Lake Chapala -An Ecological Update- by Dale Palfrey
Lake Chapala has undergone a dramatic transformation since the start of the new millennium. In June, 2002 the lake stood at the lowest level recorded since 1955, holding less than 15 per cent of its full water storage capacity. The dire situation prompted a number of environmental activists to warn of Chapala's imminent demise, a prediction that fortunately proved dead wrong. Abundant precipitation during the 2003 and 2004 rainy seasons has brought the lake back to around 75% full capacity and the highest level registered since the early 1980's.
The decade-long crisis effectively spurred government agencies, politicians and diverse citizen groups into paying much closer attention to Mexico's largest lake.
In 2001 SEMARNAT, the federal government's environmental protection agency,launched a comprehensive plan for the Lerma-Chapala Basin that lays out short and long term goals for natural resource conservation and sustainable development in the region. The program not only targets restoring Lake Chapala to optimum conditions, but also aims to resolve general problems of over-exploitation, waste and contamination of water resources, massive deforestation and soil degradation, taking into account related issues such as poverty and migration in rural communities, population growth in urban areas, industrial development and overall economic growth.
Some key actions are already under way as this book goes to press. With 30 million pesos budgeted for 2004, state and federal agencies have implemented a project to reduce and control the recurrent problem of water hyacinth infestation in Lake Chapala. Additional funding is going into construction and upgrades for sewage treatment facilities serving lake shore communities. A new network of cutting-edge instruments installed along the Lerma River to monitor water and weather conditions will give government, scientists and the general public greater access to critical information. And, after several years of strident negotiations, water users in the five Lerma-Chapala Basin states appear to have finally hammered out terms for a new and more equitable water distribution pact.

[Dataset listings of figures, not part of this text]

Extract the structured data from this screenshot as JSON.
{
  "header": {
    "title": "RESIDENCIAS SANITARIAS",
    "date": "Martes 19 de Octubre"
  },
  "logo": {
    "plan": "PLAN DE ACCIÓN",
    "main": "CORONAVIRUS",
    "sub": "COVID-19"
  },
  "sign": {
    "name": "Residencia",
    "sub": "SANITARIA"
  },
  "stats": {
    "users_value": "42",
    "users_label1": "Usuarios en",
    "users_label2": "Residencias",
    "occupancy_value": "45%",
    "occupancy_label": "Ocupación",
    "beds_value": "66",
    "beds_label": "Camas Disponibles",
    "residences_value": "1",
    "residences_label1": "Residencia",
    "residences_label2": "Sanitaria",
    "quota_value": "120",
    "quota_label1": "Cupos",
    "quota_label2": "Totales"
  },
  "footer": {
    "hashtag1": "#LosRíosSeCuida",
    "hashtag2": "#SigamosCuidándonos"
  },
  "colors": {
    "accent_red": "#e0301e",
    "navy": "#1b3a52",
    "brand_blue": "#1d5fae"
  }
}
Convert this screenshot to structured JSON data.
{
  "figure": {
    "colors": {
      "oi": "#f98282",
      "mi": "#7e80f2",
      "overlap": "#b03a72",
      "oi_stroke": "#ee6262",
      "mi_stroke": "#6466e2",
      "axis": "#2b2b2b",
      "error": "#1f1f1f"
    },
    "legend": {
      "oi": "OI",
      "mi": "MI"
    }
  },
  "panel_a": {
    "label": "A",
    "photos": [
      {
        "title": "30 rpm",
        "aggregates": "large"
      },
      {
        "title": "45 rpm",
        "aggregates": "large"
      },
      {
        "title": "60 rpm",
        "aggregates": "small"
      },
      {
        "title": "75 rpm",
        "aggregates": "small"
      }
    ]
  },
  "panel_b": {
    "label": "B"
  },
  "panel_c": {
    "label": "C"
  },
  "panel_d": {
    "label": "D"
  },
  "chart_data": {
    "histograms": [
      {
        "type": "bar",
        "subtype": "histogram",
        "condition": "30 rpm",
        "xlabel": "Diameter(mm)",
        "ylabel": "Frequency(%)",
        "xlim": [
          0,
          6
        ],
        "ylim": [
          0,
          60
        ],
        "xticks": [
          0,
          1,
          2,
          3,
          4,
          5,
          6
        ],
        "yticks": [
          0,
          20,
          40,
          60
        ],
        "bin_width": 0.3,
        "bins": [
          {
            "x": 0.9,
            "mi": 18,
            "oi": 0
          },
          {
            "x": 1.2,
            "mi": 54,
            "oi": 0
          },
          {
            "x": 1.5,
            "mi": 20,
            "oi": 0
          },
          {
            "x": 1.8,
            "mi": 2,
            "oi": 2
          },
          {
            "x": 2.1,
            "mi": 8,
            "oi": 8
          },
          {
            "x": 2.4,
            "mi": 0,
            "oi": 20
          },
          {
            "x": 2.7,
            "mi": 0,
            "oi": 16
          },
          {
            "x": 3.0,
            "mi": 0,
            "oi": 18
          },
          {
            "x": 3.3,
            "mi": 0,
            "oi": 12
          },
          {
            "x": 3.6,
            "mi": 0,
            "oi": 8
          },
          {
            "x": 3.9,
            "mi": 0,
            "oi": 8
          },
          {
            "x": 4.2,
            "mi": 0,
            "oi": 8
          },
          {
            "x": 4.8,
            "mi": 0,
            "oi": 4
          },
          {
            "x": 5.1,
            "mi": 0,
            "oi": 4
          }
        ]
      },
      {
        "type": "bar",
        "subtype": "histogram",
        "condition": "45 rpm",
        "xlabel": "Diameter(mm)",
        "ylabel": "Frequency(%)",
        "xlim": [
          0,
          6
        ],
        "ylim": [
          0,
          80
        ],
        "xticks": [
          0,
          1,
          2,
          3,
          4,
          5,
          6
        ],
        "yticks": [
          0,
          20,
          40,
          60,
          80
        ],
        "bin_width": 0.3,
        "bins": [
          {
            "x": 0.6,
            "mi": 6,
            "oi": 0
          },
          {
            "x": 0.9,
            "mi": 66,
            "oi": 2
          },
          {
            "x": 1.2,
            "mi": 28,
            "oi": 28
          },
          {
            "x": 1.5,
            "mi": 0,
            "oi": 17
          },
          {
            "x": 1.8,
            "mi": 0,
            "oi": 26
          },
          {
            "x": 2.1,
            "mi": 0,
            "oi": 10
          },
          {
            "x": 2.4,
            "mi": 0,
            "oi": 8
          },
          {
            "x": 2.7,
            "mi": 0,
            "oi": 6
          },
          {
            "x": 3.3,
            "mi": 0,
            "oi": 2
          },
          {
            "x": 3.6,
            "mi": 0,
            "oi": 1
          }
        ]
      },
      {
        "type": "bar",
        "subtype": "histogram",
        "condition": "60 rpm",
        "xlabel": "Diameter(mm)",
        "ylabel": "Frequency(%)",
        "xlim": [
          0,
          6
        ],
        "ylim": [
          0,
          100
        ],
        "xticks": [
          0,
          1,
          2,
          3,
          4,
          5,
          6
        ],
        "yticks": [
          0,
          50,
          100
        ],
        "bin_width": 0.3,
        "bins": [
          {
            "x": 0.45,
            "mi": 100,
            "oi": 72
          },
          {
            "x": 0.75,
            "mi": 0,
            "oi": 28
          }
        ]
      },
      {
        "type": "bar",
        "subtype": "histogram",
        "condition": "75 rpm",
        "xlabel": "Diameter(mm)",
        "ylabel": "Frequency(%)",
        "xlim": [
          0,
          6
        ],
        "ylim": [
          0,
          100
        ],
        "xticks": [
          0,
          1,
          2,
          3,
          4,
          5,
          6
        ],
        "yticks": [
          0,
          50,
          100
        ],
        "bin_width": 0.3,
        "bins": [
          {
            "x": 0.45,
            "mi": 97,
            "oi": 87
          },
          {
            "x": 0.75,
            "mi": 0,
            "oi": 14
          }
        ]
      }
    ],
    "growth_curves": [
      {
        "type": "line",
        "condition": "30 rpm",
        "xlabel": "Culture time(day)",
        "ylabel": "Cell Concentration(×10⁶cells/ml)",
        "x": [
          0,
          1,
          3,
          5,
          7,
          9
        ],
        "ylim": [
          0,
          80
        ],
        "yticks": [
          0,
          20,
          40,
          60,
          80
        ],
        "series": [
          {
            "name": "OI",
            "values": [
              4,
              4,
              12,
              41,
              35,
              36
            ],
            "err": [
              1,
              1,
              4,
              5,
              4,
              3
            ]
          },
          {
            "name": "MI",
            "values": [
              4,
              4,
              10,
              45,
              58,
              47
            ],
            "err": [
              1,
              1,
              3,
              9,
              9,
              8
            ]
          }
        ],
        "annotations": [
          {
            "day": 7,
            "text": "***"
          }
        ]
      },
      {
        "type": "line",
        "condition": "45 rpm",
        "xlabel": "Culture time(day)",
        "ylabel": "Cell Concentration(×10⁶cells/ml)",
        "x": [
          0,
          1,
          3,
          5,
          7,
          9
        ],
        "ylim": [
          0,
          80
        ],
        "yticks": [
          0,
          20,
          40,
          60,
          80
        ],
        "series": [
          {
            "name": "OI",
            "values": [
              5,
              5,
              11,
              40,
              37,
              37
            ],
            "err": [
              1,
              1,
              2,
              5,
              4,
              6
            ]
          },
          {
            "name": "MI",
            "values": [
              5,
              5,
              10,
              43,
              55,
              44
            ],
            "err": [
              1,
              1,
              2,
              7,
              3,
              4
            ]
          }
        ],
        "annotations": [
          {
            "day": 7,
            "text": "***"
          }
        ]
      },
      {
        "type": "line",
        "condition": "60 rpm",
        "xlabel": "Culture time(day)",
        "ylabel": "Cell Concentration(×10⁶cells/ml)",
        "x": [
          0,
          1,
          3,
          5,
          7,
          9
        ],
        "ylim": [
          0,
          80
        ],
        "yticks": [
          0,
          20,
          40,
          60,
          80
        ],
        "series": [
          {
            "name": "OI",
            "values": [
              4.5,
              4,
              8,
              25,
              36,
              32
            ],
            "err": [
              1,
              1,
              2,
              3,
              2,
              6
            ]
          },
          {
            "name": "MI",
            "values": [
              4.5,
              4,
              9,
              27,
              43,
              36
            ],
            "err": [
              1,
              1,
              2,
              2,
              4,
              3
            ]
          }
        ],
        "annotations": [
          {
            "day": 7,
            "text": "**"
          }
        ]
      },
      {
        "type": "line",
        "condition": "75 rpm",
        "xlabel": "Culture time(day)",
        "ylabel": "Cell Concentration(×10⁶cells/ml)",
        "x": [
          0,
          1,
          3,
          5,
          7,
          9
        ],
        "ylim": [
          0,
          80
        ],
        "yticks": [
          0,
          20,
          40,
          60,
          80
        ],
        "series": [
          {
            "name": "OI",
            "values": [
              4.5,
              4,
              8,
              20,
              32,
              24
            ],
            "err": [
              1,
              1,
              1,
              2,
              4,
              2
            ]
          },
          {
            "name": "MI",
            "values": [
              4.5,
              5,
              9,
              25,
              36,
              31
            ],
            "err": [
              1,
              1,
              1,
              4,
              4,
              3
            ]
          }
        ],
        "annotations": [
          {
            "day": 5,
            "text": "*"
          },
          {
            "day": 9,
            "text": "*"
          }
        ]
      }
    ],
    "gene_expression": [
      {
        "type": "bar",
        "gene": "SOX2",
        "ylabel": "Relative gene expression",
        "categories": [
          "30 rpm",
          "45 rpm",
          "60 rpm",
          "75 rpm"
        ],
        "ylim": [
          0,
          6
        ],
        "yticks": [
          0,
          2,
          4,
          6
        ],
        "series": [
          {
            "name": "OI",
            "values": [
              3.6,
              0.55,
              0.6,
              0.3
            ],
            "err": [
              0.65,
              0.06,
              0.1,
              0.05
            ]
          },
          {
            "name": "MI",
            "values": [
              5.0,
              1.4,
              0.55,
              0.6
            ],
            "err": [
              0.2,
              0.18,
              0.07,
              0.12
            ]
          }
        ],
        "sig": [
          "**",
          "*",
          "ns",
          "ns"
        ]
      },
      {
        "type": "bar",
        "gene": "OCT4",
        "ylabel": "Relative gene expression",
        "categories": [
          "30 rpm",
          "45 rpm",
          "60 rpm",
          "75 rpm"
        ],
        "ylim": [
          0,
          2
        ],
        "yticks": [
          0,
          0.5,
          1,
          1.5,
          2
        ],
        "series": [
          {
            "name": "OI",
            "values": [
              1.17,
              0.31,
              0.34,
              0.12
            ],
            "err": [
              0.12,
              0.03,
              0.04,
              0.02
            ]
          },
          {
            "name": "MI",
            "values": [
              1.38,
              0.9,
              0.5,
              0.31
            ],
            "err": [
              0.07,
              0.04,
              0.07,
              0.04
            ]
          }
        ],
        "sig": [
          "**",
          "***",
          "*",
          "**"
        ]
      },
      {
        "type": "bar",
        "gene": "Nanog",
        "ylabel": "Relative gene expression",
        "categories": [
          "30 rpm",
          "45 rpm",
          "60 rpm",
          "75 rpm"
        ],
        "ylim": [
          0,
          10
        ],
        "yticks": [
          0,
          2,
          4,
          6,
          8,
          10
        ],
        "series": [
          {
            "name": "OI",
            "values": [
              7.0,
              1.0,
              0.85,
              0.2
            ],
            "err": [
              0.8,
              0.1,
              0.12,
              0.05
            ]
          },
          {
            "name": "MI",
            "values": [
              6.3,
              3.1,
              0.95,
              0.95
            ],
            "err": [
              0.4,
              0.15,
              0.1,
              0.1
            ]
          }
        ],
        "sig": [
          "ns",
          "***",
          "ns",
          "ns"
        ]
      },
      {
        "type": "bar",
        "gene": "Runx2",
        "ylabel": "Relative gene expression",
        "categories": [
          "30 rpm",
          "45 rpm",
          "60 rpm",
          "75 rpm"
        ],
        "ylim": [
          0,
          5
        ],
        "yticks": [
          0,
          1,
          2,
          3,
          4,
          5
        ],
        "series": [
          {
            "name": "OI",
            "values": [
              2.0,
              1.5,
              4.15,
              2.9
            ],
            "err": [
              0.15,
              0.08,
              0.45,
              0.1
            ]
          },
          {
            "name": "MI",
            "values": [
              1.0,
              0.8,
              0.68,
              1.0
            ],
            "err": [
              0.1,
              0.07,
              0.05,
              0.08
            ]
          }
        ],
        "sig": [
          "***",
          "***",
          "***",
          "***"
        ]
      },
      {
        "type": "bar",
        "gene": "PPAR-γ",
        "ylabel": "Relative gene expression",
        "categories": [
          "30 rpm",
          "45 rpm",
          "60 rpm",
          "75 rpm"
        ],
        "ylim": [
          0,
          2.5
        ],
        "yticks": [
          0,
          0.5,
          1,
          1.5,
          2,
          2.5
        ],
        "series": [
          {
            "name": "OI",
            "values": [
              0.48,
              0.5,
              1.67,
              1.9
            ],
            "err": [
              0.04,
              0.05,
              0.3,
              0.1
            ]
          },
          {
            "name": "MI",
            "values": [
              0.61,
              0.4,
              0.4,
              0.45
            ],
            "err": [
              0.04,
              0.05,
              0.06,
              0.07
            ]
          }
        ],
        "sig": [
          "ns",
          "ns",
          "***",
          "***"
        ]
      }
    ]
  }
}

In 2002 Lake Chapala was incorporated into the Living Lakes organization, an international network dedicated to preserving lakes and wetlands that operates under the auspices of the Global Nature Fund. Membership should translate into greater worldwide attention on Chapala, corporate funding for specific projects and permanent pressure on Mexican authorities to keep lake conservation high up on the nation's environmental agenda.